Степанида улыбалась недавнему успеху и потягивала минеральную воду. Поставив стакан, она ощутила резь, прижала бок. Степанида приподняла рукав пиджака и взглянула на часы: если сейчас незаметно ускользнуть, успеет в кино с Дениской. Она сгорбилась и встала, потихоньку пробираясь через кресла.

— У вас вопрос, Степанида Евгеньевна? — молоденький диктор неуверенно вещал о новом программном обеспечении для изучения языков.

Степанида выпрямилась, поморгала несколько мгновений и строгим голосом спросила:

— Младшие школьники смогут использовать ваше приложение? Будущее за ними, и любой разработчик должен это учитывать.

Вынужденная слушать скучный ответ, Степанида с грустью поглядывала на дверь, которая манила глянцем стекла.

Педагог выбегала из зала, когда её окликнули.
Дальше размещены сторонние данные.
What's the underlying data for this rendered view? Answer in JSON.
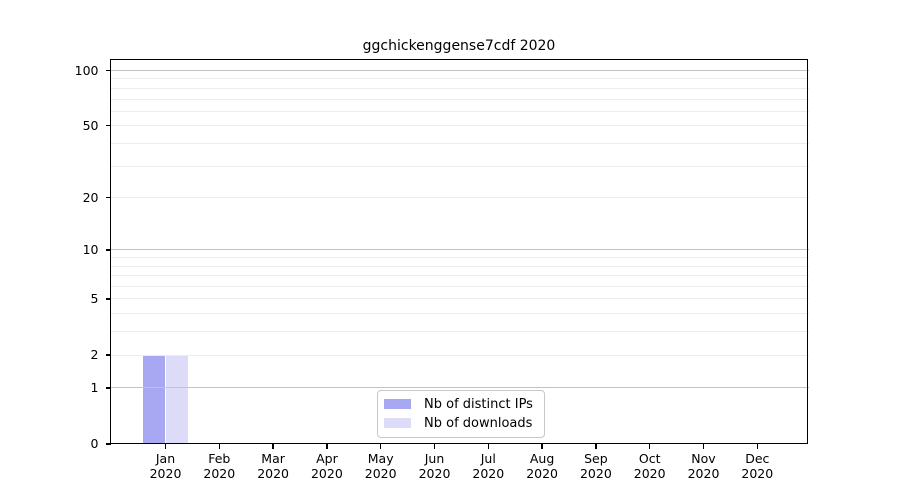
{
  "chart_data": {
    "type": "bar",
    "title": "ggchickenggense7cdf 2020",
    "categories": [
      "Jan 2020",
      "Feb 2020",
      "Mar 2020",
      "Apr 2020",
      "May 2020",
      "Jun 2020",
      "Jul 2020",
      "Aug 2020",
      "Sep 2020",
      "Oct 2020",
      "Nov 2020",
      "Dec 2020"
    ],
    "series": [
      {
        "name": "Nb of distinct IPs",
        "color": "#a8a8f2",
        "values": [
          2,
          0,
          0,
          0,
          0,
          0,
          0,
          0,
          0,
          0,
          0,
          0
        ]
      },
      {
        "name": "Nb of downloads",
        "color": "#dcdcf8",
        "values": [
          2,
          0,
          0,
          0,
          0,
          0,
          0,
          0,
          0,
          0,
          0,
          0
        ]
      }
    ],
    "xlabel": "",
    "ylabel": "",
    "y_axis": {
      "scale": "log1p",
      "ticks": [
        0,
        1,
        2,
        5,
        10,
        20,
        50,
        100
      ],
      "gridlines": [
        1,
        2,
        3,
        4,
        5,
        6,
        7,
        8,
        9,
        10,
        20,
        30,
        40,
        50,
        60,
        70,
        80,
        90,
        100
      ],
      "major_gridlines": [
        1,
        10,
        100
      ],
      "ylim": [
        0,
        114
      ]
    },
    "legend": {
      "position": "lower center",
      "entries": [
        "Nb of distinct IPs",
        "Nb of downloads"
      ]
    },
    "grid": true
  },
  "colors": {
    "background": "#ffffff",
    "axis": "#000000",
    "text": "#000000",
    "grid_minor": "#ececec",
    "grid_major": "#c3c3c3",
    "legend_border": "#c8c8c8",
    "bar_distinct_ips": "#a8a8f2",
    "bar_downloads": "#dcdcf8"
  }
}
Двое мужчин шли в её сторону.

— Степанида Евгеньевна! — Бусманов приближался торопливым шагом, тряся пухлыми руками.

— Мосты горят, нам их не потушить, — Степанида крепко сжала портфель и свернула к гардеробу.

Игорь Степанович нагнал её, одаривая добродушной улыбкой. Его голос звучал пискляво:

— Забудем прошлое!

Степанида протянула номерок гардеробщице, схватила одежду, и, отклоняясь от объятий Бусманова, пошла к выходу.

Спутник Игоря Степановича, статный пожилой мужчина в тёмно-синем костюме, оказался рядом. Он кивнул головой Степаниде, взялся за массивные золотистые ручки и распахнул дверь. Она скользнула улыбкой по лицу незнакомца: тёплые глаза, густые усы. Выбежала на улицу.

Степанида прижалась к белой колонне, вдыхая холодный вечерний воздух и находя в темноте успокоение. Мысли разбегались: боль, Бусманов, усы. Звук клаксона помог ей сфокусироваться на дороге. Степанида помассировала голову за ушами, распрямилась и пошла к такси. Время не оставляло возможности сдержать обещание, и Степанида назвала домашний адрес.

Светило субботнее полуденное солнце. Казалось, зима в последний день года уступила весне права, даря радость встречающим год новый. Степанида не чувствовала боли почти сутки и наслаждалась прогулкой с внуком. Они покатались на колесе обозрения, покормили голубей. Денис доедал пирожок с картошкой, оставался только каток — такое наказание назначил внук за пропущенный мультик.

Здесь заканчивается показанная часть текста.